En l’espèce, Madame [I] [E] et Monsieur [V] [Y] n’ont pas constitué avocat de sorte que le Tribunal n’est destinataire d’aucune information sur leur situation personnelle et financière.
Dans ces conditions, il n’est ni possible, ni opportun, d’octroyer des délais de paiement sur deux années.
3 – Sur les autres demandes
Sur les dépens
Aux termes de l’article 696 du code de procédure civile, la partie perdante est condamnée aux dépens, à moins que le juge, par décision motivée, n’en mette la totalité ou une fraction à la charge de l’autre partie.
En l’espèce, Madame [I] [E] et Monsieur [V] [Y], partie perdante, seront condamnés in solidum aux dépens, en ce compris les frais de saisie conservatoire et autres sûretés.
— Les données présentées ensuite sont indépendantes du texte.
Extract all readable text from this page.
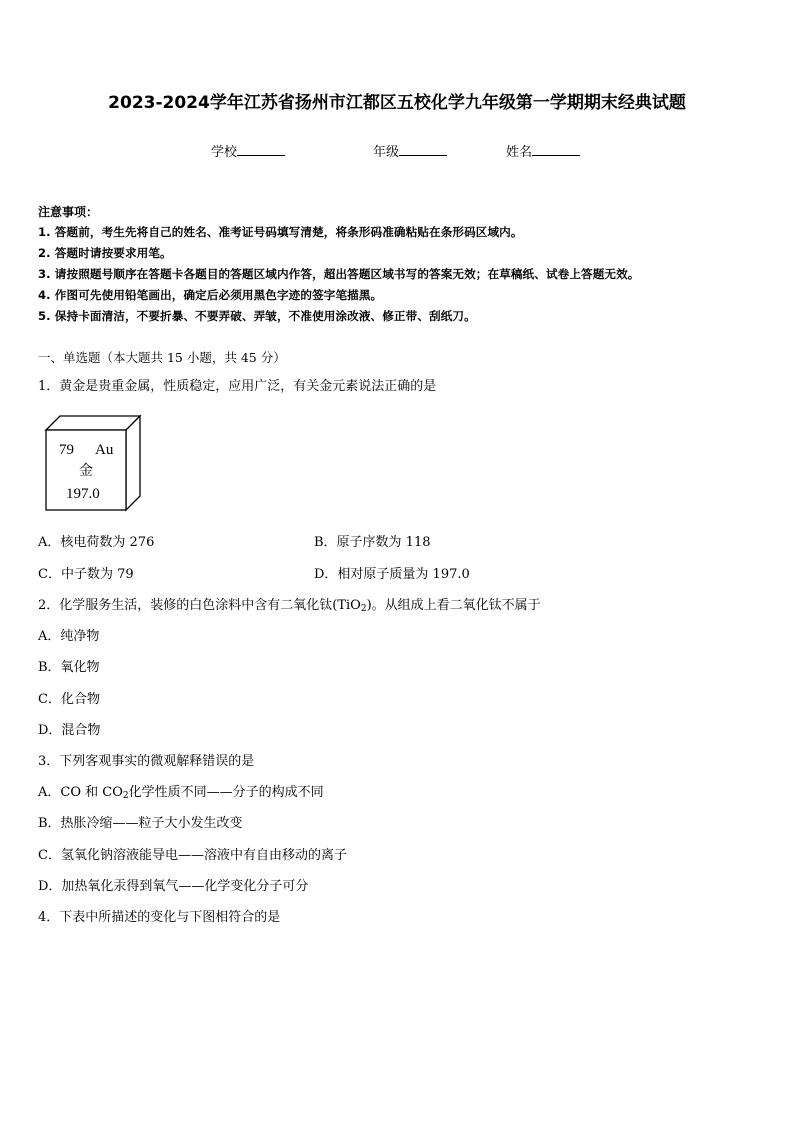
2023-2024学年江苏省扬州市江都区五校化学九年级第一学期期末经典试题
学校	年级	姓名
注意事项：
1. 答题前，考生先将自己的姓名、准考证号码填写清楚，将条形码准确粘贴在条形码区域内。
2. 答题时请按要求用笔。
3. 请按照题号顺序在答题卡各题目的答题区域内作答，超出答题区域书写的答案无效；在草稿纸、试卷上答题无效。
4. 作图可先使用铅笔画出，确定后必须用黑色字迹的签字笔描黑。
5. 保持卡面清洁，不要折暴、不要弄破、弄皱，不准使用涂改液、修正带、刮纸刀。
一、单选题（本大题共 15 小题，共 45 分）
1．黄金是贵重金属，性质稳定，应用广泛，有关金元素说法正确的是
79 Au
金
197.0
A．核电荷数为 276	B．原子序数为 118
C．中子数为 79	D．相对原子质量为 197.0
2．化学服务生活，装修的白色涂料中含有二氧化钛(TiO$_2$)。从组成上看二氧化钛不属于
A．纯净物
B．氧化物
C．化合物
D．混合物
3．下列客观事实的微观解释错误的是
A．CO 和 $CO_2$化学性质不同——分子的构成不同
B．热胀冷缩——粒子大小发生改变
C．氢氧化钠溶液能导电——溶液中有自由移动的离子
D．加热氧化汞得到氧气——化学变化分子可分
4．下表中所描述的变化与下图相符合的是
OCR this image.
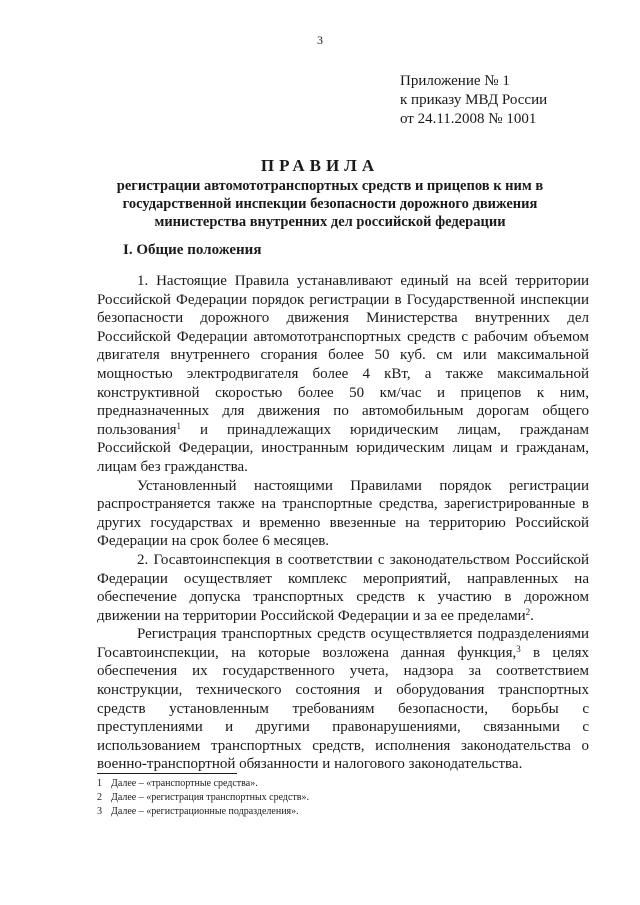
3
Приложение № 1
к приказу МВД России
от 24.11.2008 № 1001
ПРАВИЛА
регистрации автомототранспортных средств и прицепов к ним в
государственной инспекции безопасности дорожного движения
министерства внутренних дел российской федерации
I. Общие положения

1. Настоящие Правила устанавливают единый на всей территории Российской Федерации порядок регистрации в Государственной инспекции безопасности дорожного движения Министерства внутренних дел Российской Федерации автомототранспортных средств с рабочим объемом двигателя внутреннего сгорания более 50 куб. см или максимальной мощностью электродвигателя более 4 кВт, а также максимальной конструктивной скоростью более 50 км/час и прицепов к ним, предназначенных для движения по автомобильным дорогам общего пользования$^1$ и принадлежащих юридическим лицам, гражданам Российской Федерации, иностранным юридическим лицам и гражданам, лицам без гражданства.

Установленный настоящими Правилами порядок регистрации распространяется также на транспортные средства, зарегистрированные в других государствах и временно ввезенные на территорию Российской Федерации на срок более 6 месяцев.

2. Госавтоинспекция в соответствии с законодательством Российской Федерации осуществляет комплекс мероприятий, направленных на обеспечение допуска транспортных средств к участию в дорожном движении на территории Российской Федерации и за ее пределами$^2$.

Регистрация транспортных средств осуществляется подразделениями Госавтоинспекции, на которые возложена данная функция,$^3$ в целях обеспечения их государственного учета, надзора за соответствием конструкции, технического состояния и оборудования транспортных средств установленным требованиям безопасности, борьбы с преступлениями и другими правонарушениями, связанными с использованием транспортных средств, исполнения законодательства о военно-транспортной обязанности и налогового законодательства.

1 Далее – «транспортные средства».
2 Далее – «регистрация транспортных средств».
3 Далее – «регистрационные подразделения».
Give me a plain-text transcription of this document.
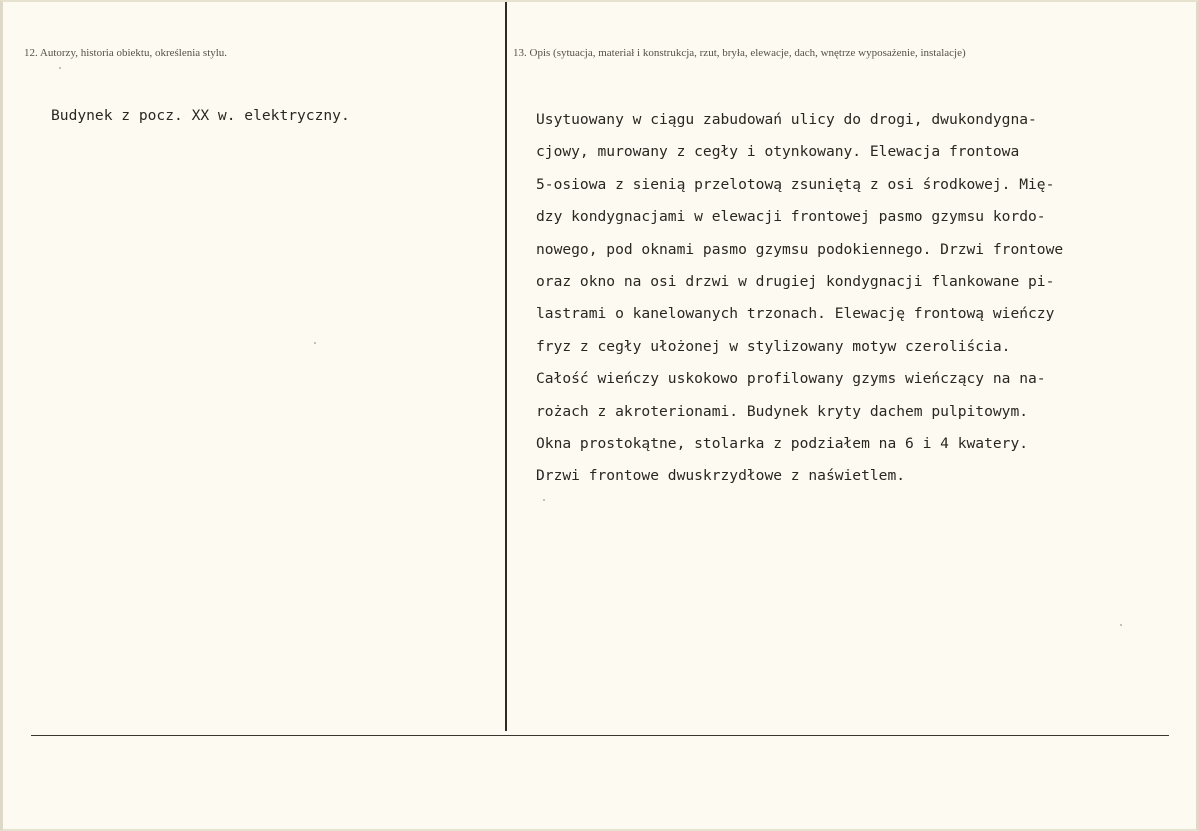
12. Autorzy, historia obiektu, określenia stylu.	13. Opis (sytuacja, materiał i konstrukcja, rzut, bryła, elewacje, dach, wnętrze wyposażenie, instalacje)
Budynek z pocz. XX w. elektryczny.	Usytuowany w ciągu zabudowań ulicy do drogi, dwukondygna-
cjowy, murowany z cegły i otynkowany. Elewacja frontowa
5-osiowa z sienią przelotową zsuniętą z osi środkowej. Mię-
dzy kondygnacjami w elewacji frontowej pasmo gzymsu kordo-
nowego, pod oknami pasmo gzymsu podokiennego. Drzwi frontowe
oraz okno na osi drzwi w drugiej kondygnacji flankowane pi-
lastrami o kanelowanych trzonach. Elewację frontową wieńczy
fryz z cegły ułożonej w stylizowany motyw czeroliścia.
Całość wieńczy uskokowo profilowany gzyms wieńczący na na-
rożach z akroterionami. Budynek kryty dachem pulpitowym.
Okna prostokątne, stolarka z podziałem na 6 i 4 kwatery.
Drzwi frontowe dwuskrzydłowe z naświetlem.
Sur l’article 700 du code de procédure civile
Aux termes de l’article 700 du code de procédure civile, le juge condamne la partie tenue aux dépens ou qui perd son procès à payer à l’autre partie la somme qu’il détermine au titre des frais exposés et non compris dans les dépens. Le juge tient compte de l’équité ou de la situation économique de la partie condamnée. Il peut, même d’office, pour des raisons tirées des mêmes considérations, dire qu’il n’y a lieu à condamnation.
En l’espèce, Madame [I] [E] et Monsieur [V] [Y], condamnés aux dépens, devront verser à la Caisse Régionale de Crédit Agricole Mutuel du Languedoc la somme de 1.500 €, au titre de l’article 700 du code de procédure civile.
Enfin, en application de l’article 514 du code de procédure civile, l’exécution provisoire sera ordonnée.
PAR CES MOTIFS
Le Tribunal, statuant publiquement par jugement réputé contradictoire rendu par mise à disposition au greffe et en premier ressort ;
CONDAMNE solidairement Madame [I] [E] et Monsieur [V] [Y] à verser à la Caisse Régionale de Crédit Agricole Mutuel du Languedoc, au titre du prêt n° 00003168171, les sommes suivantes :
— 188.661,37 euros avec intérêts au taux contractuel de 1,65 % à compter du 6 novembre 2024 ;
— 511,71 euros au titre des intérêts ;
CONDAMNE solidairement Madame [I] [E] et Monsieur [V] [Y] à verser à la Caisse Régionale de Crédit Agricole Mutuel du Languedoc la somme de 1.500 euros au titre de l’indemnité contractuelle, avec intérêts au taux légal capitalisés à compter du 6 septembre 2024 au titre du prêt n° 00003168171 ;
CONDAMNE solidairement Madame [I] [E] et Monsieur [V] [Y] à verser à la Caisse Régionale de Crédit Agricole Mutuel du Languedoc la somme de 8.133,84 euros avec intérêts au taux légal au titre du prêt n° 00003168170 ;
CONDAMNE solidairement Madame [I] [E] et Monsieur [V] [Y] à verser à la Caisse Régionale de Crédit Agricole Mutuel du Languedoc la somme de 300 euros au titre de l’indemnité contractuelle, avec intérêts au taux légal capitalisés à compter du 6 septembre 2024 au titre du prêt n° 00003168170 ;
CONDAMNE in solidum Madame [I] [E] et Monsieur [V] [Y] à payer à la Caisse Régionale de Crédit Agricole Mutuel du Languedoc la somme de 1.500 € au titre de l’article 700 du code de procédure civile;
CONDAMNE in solidum Madame [I] [E] et Monsieur [V] [Y] aux dépens, en ce compris les frais de saisie conservatoire et autres sûretés;
RAPPELLE que la présente décision est exécutoire de droit à titre provisoire.